7 – Parlons un peu de vous. Vous restez très attachée à la culture libanaise pour avoir vécu au pays du cèdre. Quels sont vos souvenirs les plus forts ?
Ce proverbe « Que le coq chante ou non, le jour se lève » s’inscrit-il dans votre ligne de pensée, surtout avec la tragédie que vit à nouveau le Proche Orient ?
J’ai vécu près de 6 ans au Liban et j’y retourne dès que je peux, donc je suis effectivement très attachée à cette région du monde malheureusement secouée par les soubresauts de l’actualité. J’aime son histoire, son énergie, son instinct de vie au-delà des conflits, j’aime cette culture méditerranéenne. Les Libanais sont toujours optimistes et profitent de l’instant présent, ne sachant pas de quoi demain sera fait. Mais voir la Syrie s’enfoncer dans le chaos me bouleverse. Plusieurs de mes amis syriens ont dû fuir le pays.

 
8 – Entre réaliser des documentaires et être l’assistante de Laurent Delahousse, vous avez sans aucun doute des petites recettes pour être toujours constante et si efficace dans tout ce que vous faites ?
Je ne sais pas si je suis efficace, mais j’aime passionnément ce que je fais. Et grâce à Laurent, j’ai la chance de pouvoir concilier le travail documentaire et le traitement de l’actualité immédiate pour le journal de 20H.


9 – Des projets en cours ? A moins qu’un nouveau portrait soit déjà prévu ?
Pas de nouveau projet pour l’instant ! Je continue mon travail pour le journal du week-end.

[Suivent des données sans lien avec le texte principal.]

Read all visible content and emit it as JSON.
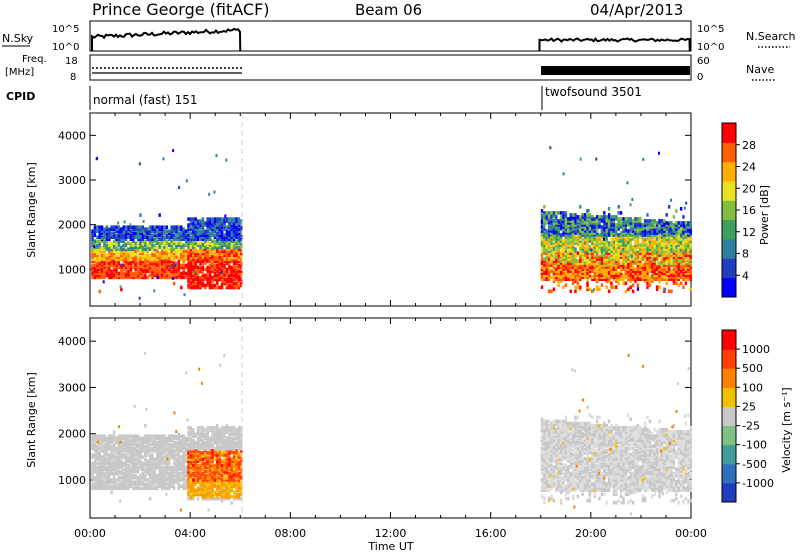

Mais j’invite les téléspectateurs à regarder les prochains documentaires de mes confrères et consœurs de Magnéto Presse, il y a de très beaux films au programme !

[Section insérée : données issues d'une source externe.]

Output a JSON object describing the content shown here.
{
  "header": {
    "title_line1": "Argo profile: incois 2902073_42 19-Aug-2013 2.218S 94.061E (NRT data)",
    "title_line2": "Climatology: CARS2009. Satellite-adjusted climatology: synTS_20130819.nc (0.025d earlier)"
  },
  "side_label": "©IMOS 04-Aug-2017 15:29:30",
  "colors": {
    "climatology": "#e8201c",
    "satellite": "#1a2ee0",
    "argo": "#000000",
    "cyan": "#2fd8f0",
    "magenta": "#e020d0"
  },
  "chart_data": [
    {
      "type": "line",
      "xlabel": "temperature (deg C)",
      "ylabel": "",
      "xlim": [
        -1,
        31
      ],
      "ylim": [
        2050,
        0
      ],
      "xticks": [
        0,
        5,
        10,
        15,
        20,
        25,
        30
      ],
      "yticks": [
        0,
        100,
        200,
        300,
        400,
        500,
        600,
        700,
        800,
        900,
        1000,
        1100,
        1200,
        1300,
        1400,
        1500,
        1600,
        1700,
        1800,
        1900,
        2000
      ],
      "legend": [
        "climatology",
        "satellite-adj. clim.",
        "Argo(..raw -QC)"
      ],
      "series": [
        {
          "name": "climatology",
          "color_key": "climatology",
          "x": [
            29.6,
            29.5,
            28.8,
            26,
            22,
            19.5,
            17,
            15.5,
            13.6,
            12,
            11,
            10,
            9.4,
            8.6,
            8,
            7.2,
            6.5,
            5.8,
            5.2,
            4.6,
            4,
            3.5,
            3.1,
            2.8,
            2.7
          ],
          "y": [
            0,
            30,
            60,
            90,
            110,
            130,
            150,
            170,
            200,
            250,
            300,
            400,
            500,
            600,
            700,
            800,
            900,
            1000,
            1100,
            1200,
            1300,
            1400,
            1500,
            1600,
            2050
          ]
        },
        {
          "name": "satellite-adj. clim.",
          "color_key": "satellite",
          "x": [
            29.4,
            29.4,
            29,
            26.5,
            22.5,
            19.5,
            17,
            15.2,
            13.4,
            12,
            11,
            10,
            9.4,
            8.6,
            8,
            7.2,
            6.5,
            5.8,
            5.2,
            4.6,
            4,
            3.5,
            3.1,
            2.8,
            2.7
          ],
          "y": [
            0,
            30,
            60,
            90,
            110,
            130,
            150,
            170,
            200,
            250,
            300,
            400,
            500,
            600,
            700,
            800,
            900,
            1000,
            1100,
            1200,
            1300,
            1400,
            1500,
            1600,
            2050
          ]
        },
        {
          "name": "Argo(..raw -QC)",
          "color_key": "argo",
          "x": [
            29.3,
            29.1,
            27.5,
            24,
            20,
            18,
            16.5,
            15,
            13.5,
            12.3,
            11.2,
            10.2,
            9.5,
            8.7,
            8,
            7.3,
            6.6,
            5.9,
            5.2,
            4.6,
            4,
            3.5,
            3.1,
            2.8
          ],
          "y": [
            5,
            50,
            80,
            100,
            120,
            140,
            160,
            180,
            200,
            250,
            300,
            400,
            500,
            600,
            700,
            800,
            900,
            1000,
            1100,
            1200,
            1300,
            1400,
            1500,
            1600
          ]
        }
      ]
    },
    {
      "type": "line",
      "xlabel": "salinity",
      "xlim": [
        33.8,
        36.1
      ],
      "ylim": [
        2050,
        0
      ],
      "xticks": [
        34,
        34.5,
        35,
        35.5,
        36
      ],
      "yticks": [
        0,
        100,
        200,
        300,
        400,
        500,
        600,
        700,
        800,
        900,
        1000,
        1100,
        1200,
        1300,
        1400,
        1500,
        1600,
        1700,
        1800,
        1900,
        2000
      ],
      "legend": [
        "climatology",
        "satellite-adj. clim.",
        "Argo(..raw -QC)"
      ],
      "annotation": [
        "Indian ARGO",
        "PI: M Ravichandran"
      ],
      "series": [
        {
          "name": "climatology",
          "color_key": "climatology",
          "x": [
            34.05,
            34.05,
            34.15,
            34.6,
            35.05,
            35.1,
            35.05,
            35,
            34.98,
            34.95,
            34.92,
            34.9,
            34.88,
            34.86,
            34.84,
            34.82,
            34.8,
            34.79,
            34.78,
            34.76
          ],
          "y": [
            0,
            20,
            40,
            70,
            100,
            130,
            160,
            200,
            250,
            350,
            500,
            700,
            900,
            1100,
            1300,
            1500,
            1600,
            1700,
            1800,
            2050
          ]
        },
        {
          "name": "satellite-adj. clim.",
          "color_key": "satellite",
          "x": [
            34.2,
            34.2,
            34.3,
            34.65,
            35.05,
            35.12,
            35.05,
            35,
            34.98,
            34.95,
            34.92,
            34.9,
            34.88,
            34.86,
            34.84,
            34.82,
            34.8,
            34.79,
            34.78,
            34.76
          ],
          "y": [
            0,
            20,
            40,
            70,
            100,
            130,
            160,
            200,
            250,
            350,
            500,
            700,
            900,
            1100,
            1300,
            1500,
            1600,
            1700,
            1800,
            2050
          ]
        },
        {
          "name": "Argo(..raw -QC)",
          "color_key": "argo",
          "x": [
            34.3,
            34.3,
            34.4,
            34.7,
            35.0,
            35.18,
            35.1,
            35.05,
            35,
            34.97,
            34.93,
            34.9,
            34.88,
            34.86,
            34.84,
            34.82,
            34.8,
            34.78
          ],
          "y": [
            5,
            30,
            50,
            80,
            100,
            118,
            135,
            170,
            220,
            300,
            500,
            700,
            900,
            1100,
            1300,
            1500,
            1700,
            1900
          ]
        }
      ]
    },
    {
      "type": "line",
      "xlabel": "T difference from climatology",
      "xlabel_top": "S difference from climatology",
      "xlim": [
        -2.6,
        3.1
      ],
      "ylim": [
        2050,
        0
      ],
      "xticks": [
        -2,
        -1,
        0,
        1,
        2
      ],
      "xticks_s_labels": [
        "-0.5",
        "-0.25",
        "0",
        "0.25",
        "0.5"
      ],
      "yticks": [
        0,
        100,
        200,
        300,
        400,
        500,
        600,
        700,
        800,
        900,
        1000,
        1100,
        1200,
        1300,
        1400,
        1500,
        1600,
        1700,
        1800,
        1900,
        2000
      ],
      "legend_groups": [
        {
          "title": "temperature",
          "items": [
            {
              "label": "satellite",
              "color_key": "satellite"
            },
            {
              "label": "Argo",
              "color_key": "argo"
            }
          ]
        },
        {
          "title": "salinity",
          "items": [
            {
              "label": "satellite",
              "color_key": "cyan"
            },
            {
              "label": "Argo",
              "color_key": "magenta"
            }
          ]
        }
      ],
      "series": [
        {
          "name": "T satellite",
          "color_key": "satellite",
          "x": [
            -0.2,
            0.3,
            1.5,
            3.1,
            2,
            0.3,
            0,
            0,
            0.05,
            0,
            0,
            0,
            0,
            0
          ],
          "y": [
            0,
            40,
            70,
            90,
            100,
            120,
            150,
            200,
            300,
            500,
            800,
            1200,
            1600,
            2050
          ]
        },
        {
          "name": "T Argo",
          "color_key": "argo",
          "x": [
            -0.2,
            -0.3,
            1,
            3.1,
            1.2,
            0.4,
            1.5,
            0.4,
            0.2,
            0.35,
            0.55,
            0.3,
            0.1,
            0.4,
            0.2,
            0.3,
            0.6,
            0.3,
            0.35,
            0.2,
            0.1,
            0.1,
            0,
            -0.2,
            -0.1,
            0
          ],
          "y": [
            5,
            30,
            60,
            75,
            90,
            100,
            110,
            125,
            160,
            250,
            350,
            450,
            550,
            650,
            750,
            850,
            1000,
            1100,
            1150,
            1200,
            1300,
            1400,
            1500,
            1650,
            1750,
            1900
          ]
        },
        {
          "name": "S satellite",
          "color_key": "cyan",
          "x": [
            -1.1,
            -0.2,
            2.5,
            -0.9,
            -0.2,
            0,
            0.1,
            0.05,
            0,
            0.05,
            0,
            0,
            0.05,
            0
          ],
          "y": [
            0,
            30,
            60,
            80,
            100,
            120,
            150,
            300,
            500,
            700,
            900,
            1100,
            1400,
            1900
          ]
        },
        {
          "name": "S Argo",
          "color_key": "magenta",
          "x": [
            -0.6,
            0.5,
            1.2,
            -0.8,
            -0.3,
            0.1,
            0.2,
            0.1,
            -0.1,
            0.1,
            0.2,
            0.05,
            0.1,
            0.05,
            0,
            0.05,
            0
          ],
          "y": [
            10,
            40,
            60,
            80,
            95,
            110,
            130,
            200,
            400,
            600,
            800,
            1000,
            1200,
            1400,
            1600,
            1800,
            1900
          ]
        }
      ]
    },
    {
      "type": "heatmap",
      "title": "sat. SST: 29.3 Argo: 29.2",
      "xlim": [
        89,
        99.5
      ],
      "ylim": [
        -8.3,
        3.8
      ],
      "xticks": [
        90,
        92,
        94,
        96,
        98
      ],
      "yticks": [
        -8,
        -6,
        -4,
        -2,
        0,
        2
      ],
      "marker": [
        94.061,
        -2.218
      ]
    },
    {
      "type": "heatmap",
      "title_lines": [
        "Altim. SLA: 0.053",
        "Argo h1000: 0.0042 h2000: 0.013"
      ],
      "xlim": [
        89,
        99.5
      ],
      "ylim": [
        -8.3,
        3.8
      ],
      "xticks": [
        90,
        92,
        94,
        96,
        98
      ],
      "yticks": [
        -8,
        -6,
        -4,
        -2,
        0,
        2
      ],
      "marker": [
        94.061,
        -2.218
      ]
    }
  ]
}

10 – Pour terminer, le traditionnel questionnaire impersonnel... pour mieux vous connaître …

 Un roman : "Le quatrième mur" de Sorj Chalandon
 

Un personnage : Simone Veil !
Un(e) écrivain(e) : Proust pour « A la recherche du temps perdu »

Une musique : "La chanson d’Hélène" dans le film "Les choses de la vie"

Un film : les films de Claude Sautet

Une peinture : Caillebotte

Un animal : plutôt un oiseau, une hirondelle

Une devise/citation : "C’est dans la rosée des petites choses que le cœur trouve son matin et se rafraîchit" Khalil Gibran (Le Prophète)

 Sarah Briand merci infiniment pour votre disponibilité à m’avoir accordé cet entretien. Je vous laisse le mot de la fin pour convaincre les téléspectateurs encore hésitants à regarder “Simone Veil, l’instinct de vie” mardi prochain en première partie de soirée sur France 2.
J’espère que vous aurez autant de plaisir à regarder ce film que nous avons eu de plaisir à le réaliser. L’histoire de Simone Veil est bouleversante à tous points de vue, j’espère avoir très vite votre avis sur ce documentaire !
 

Et merci Squirelito pour cette belle interview !



Un Jour Une histoire : Simone Veil, l’instinct de vie. Documentaire inédit de Sarah Briand, Laurent Delahousse, Frédéric Martin et Alexis Guillot. Mardi 28 octobre à 20H45 sur France2.